Minha vizinha de frente, Bibi, era a grande companheira de aventuras. Em sua companhia divertida, eu vendia miçangas na calçada, abria cancela para ganhar alguns trocados, tentava invadir uma clínica vizinha, dentre outras brincadeiras levadas.
Meu pai sempre morou longe de mim, mas gostava de fazer surpresas e chegar sem avisar. Numa dessas surpresas, meu pai me encontrou em plena travessura, secando os pneus dos carros com a Bibi, e nos deu uma bronca daquelas.
Eu, que não era uma criança dada a traquinagens, voltei pra casa carregada de culpa e disposta a não brincar na rua tão cedo.
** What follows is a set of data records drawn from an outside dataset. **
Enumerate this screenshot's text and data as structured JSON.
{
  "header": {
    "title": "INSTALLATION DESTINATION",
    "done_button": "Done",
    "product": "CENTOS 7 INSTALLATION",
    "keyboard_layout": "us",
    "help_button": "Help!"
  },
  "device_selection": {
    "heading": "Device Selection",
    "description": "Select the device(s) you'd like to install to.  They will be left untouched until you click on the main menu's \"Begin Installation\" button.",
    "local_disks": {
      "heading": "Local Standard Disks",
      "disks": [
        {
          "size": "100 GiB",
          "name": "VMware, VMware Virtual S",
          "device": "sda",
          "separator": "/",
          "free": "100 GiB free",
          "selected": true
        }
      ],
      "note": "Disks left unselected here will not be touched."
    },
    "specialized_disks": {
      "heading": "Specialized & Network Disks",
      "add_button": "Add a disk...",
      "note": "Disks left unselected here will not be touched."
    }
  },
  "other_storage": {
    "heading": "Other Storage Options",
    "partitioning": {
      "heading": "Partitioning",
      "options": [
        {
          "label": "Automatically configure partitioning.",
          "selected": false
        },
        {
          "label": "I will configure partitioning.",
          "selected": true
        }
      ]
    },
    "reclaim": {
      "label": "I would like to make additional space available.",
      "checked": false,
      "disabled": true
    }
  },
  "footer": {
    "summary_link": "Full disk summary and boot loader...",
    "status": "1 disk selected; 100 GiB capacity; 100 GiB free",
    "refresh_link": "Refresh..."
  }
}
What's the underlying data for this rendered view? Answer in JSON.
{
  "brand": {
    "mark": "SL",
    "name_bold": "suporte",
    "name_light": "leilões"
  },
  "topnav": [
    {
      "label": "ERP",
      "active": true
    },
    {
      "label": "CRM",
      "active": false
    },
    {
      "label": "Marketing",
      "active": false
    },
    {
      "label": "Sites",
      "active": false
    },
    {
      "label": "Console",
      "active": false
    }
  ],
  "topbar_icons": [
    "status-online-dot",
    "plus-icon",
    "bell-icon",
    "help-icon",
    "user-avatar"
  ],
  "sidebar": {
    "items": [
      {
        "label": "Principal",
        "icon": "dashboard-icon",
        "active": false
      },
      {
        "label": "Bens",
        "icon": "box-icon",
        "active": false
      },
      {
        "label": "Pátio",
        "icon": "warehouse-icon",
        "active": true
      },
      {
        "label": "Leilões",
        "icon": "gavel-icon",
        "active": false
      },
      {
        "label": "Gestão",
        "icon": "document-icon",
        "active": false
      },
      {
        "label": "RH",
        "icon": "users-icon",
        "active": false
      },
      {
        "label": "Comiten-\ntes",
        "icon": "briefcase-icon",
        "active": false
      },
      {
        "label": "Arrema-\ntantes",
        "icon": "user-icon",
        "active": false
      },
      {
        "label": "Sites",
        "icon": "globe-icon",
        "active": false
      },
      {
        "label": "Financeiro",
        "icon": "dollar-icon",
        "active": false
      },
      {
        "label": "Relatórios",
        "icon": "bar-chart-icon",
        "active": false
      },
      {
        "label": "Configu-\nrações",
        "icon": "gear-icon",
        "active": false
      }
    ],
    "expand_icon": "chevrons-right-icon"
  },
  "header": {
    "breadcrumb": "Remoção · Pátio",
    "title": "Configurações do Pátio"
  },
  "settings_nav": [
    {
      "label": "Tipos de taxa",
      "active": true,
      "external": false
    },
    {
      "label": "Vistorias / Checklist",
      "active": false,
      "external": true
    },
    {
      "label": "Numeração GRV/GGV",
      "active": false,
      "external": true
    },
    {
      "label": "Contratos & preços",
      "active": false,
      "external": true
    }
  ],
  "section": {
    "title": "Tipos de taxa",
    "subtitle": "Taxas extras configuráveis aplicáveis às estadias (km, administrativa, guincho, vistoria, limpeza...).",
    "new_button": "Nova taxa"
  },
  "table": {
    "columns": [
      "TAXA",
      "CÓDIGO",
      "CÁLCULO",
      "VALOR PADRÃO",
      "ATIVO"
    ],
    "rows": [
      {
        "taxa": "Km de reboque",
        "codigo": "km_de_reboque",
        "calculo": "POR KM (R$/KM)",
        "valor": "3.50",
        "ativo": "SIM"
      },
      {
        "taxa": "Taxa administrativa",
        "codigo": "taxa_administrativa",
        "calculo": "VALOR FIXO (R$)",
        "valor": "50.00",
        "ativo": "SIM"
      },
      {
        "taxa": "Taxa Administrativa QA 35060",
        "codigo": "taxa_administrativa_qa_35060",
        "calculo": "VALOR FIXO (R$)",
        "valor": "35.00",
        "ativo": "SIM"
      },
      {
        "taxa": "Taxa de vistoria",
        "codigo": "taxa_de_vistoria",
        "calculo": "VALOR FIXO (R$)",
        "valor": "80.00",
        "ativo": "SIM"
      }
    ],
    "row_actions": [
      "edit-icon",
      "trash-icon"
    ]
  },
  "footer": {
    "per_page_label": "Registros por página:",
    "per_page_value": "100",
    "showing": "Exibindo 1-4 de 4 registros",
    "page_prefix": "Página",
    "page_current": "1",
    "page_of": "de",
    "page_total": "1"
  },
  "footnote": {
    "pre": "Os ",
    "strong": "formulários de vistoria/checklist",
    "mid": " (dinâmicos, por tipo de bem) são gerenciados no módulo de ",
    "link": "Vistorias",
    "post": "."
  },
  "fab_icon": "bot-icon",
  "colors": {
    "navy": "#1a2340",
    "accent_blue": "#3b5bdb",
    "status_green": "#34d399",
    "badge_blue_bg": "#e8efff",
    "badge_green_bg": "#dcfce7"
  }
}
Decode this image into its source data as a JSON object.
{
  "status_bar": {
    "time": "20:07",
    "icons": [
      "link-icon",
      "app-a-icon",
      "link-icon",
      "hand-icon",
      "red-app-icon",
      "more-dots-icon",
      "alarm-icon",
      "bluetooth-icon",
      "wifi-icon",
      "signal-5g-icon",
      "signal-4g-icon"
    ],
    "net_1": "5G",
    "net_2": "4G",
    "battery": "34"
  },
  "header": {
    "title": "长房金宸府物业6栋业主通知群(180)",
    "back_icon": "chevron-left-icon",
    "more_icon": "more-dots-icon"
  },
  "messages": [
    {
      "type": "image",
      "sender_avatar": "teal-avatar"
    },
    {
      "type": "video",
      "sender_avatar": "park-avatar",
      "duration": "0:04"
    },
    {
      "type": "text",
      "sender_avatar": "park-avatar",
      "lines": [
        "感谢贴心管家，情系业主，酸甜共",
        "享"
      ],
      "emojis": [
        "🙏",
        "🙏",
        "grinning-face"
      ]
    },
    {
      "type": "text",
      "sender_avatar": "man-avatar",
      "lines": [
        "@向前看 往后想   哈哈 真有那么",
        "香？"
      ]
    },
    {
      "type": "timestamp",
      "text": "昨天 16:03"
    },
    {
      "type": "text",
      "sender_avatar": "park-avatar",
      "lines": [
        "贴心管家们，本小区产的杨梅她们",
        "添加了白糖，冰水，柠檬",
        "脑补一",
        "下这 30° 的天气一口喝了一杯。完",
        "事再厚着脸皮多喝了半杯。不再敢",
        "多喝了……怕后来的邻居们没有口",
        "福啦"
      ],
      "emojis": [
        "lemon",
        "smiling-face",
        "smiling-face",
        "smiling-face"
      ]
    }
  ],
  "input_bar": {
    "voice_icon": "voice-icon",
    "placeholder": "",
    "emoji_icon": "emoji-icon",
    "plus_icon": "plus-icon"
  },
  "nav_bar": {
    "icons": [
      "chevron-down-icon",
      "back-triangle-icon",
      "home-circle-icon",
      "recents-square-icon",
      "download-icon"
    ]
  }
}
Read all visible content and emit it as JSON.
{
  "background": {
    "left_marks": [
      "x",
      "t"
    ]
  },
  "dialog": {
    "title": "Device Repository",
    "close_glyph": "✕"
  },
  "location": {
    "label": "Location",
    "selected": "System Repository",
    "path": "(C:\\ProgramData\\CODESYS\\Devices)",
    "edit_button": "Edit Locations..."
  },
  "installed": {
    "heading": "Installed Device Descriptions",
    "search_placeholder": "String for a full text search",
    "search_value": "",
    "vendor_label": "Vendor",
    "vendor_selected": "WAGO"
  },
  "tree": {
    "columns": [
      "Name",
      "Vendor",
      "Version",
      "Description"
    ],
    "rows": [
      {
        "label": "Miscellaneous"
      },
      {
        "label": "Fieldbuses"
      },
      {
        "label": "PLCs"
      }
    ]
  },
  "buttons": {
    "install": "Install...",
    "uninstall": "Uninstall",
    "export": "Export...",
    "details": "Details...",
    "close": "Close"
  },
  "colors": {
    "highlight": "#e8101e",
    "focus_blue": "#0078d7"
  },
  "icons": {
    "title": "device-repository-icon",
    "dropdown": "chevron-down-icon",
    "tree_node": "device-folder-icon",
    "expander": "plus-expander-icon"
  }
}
Meus pais nunca precisaram me dar broncas severas, porque sempre fui bem comportada e boa filha, e já estava quase me desmanchando em lágrimas de remorso.
Mal subi as escadas do meu sobrado e o telefone tocou, era meu pai. Já estava quase no avião de volta e contrariou as ordens me mandando secar mais pneus, tocar campanhias e viver como uma criança.
A verdade é que eu não entendi nada, pelo menos não naquele momento, mas fui correndo contar a Bibi que tínhamos permissão para sermos o que éramos: Crianças.
Uma sensação de liberdade que nunca se repetiu, mas que de certa forma me acompanha para sempre. Eu posso, ah, eu devo secar pneus!